Arrokoth close-up reveals how planetary building blocks were constructed

Arrokoth
Composite image of primordial contact binary Kuiper Belt object 2014 MU69 from New Horizons Spacecraft data. (Image: NASA)

The farthest, most primitive object in the solar system ever to be visited by a spacecraft — a bi-lobed Kuiper Belt object known as Arrokoth — is described in detail in three new reports in the journal Science.

William B. McKinnon, professor of earth and planetary sciences in Arts & Sciences at Washington University in St. Louis, is a co-investigator on the New Horizons mission and the first author of one of the new publications.

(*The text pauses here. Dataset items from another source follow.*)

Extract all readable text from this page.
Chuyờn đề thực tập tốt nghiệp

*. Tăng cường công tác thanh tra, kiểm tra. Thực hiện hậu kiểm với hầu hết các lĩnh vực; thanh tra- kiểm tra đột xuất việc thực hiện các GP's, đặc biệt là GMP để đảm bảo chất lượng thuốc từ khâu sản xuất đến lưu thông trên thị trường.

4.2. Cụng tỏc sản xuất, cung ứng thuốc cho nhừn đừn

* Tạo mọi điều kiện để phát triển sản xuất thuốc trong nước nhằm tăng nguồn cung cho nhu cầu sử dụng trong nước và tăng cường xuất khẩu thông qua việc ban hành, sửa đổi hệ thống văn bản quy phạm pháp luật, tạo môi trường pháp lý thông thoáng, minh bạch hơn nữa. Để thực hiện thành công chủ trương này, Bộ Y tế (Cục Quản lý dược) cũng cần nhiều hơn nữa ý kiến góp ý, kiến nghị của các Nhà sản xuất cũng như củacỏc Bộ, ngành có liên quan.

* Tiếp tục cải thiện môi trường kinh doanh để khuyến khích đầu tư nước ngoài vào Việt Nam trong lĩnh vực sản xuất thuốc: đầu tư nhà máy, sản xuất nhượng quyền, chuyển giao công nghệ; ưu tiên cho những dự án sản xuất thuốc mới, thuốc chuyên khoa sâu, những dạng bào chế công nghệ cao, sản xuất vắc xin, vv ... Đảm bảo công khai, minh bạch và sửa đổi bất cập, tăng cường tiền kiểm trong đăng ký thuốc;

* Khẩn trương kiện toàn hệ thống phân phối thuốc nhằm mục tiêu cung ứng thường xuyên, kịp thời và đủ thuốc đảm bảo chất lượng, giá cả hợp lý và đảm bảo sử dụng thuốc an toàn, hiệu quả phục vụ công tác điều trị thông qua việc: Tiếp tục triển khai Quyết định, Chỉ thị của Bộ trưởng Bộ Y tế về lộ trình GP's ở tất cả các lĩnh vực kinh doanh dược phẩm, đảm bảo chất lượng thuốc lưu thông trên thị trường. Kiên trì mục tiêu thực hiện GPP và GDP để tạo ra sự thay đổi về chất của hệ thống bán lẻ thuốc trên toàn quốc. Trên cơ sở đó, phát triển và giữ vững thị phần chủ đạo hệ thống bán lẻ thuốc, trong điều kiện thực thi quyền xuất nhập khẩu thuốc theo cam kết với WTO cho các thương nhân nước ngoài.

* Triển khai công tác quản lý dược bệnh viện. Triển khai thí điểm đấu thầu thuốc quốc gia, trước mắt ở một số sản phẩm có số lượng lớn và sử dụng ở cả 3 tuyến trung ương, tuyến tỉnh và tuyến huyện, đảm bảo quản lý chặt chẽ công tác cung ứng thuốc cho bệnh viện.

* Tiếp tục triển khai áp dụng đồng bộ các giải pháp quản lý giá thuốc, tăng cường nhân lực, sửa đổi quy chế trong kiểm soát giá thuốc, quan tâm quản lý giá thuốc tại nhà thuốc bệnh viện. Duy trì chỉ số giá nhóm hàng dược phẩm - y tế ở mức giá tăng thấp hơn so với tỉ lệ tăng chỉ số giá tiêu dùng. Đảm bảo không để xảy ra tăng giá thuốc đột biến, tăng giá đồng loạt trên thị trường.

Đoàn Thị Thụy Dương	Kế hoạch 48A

The reports expand upon the first published results on this object, previously announced in the May 2019 issue of Science. Those previous results were based on a small amount of initial data from the New Horizons spacecraft after a January 2019 flyby.

The new reports are based on over 10 times as much data from that flyby. Taken together, they provide a far more complete picture of the composition and origin of Arrokoth and point to the resolution of a longstanding scientific controversy about how such primitive planetary building blocks called planetesimals were formed.

For their portion of the work, McKinnon and colleagues used simulations to better understand how Arrokoth formed.

Discovering how planetary building blocks form

View the full briefing materials shared by the researchers at the American Association for the Advancement of Science Annual Meeting.

Their analysis indicates that the two lobes were previously independent bodies formed close together and assembled into the present-day object very gently. The finding points to formation in a local particle cloud of the solar nebula and not by the other longstanding theory of planetesimal formation, called hierarchical accretion, in which objects from disparate parts of the nebula collided to form the object over an extended time span.

“Just as fossils tell us how species evolved on Earth, planetesimals tell us how planets formed in space,” McKinnon said. “Arrokoth looks the way it does not because it formed through violent collisions, but in more of an intricate dance, in which its component objects slowly orbited each other before coming together.”

William McKinnon
McKinnon

McKinnon presented these results at a Feb. 13 briefing at the beginning of the 2020 American Association for the Advancement of Science annual meeting in Seattle. This meeting is considered the world’s largest general scientific gathering.

Other researchers also presented two studies based on the new results from the close-up images of Arrokoth, which means “sky” in the Powhatan/Algonquian language.

One study investigated the shape and volume of Arrokoth’s lobes and uses crater density to infer the age of its surface at about 4 billion years or more. The other study examined the uniform color and composition of Arrokoth’s surface. These studies also support the discovery that Arrokoth was formed in a collapsing, local solar nebula particle cloud.